1) RxP bills are a bad idea because of how many times they have failed.

My response: This is a flawed logic. For example: Several civil rights movements lasted much longer and ended up being a pretty damn great idea.

2) RxP is dangerous.

My response: There is no evidence of this.

3) RxP is going to change how psychology is practiced.

My response: Psychology is always changing. First we were just researchers. Then clinicians. Then healthcare workers, then not healthcare, then healthcare again. There are many different sub-specialties in psychology that have their own ways of practicing and special laws regarding these specialties. Neuropsychology and forensic psychology are practiced in a manner that is substantially different than general clinical psychology.

4) RxP training is inadequate

My response: There is no evidence of this.

5) The APA was deceptive in obtaining funds.

My response: I would think that someone who is possibly associated with a group that may have signed people's names to protests without getting the consent of all the names on the list would be a bit more forgiving about such things.

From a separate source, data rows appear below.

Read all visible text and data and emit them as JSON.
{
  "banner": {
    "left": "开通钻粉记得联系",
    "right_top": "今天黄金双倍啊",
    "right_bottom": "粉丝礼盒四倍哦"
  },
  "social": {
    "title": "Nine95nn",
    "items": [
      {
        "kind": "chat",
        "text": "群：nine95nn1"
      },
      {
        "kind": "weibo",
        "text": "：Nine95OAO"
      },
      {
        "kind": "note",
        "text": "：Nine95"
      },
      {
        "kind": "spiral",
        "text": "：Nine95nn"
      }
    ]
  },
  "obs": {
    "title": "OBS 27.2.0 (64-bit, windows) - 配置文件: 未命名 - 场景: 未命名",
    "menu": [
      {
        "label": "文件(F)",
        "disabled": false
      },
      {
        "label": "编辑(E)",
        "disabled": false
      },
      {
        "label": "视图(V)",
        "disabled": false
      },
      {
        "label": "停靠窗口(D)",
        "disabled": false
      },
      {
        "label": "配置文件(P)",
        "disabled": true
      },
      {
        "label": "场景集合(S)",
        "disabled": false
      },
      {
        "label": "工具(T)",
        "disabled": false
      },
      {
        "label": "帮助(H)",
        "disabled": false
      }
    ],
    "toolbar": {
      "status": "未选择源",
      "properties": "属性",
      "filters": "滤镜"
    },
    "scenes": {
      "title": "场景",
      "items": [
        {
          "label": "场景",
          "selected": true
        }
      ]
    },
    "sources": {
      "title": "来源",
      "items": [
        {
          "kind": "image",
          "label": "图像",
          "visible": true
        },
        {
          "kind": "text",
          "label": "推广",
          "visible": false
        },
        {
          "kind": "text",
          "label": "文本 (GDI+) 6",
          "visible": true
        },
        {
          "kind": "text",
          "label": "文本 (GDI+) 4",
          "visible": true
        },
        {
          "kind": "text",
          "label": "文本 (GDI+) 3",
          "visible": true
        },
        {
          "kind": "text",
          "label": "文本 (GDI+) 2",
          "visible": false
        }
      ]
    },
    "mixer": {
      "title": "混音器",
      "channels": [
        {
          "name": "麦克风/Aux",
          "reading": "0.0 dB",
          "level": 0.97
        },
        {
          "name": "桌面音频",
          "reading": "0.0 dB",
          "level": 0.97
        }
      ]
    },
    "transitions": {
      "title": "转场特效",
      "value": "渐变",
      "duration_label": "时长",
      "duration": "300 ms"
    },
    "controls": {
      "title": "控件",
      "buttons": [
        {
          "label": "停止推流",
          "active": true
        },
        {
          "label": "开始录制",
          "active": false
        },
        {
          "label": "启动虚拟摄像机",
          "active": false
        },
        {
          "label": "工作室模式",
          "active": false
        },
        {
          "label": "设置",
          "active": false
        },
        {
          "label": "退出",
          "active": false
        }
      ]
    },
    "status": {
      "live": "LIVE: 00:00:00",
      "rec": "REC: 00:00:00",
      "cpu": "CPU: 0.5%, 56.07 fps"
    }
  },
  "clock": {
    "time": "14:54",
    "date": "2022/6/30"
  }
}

APA made a mistake, admitted to it, and paid everyone back. Get over it.

6) RxP is expensive

My response: If the spending money is an issue, then Cogpsych should be opposed to groups like POPP and the state medical boards spending money on their own campaigns.


*these are just my opinions and are accurate to the best of my knowledge.
I actually think that reason number 3 is the one that we should be discussing more. Basically, my point would be that we need to decide if we see that the profession should move in this direction. The other issues are more along the lines of how to implement it.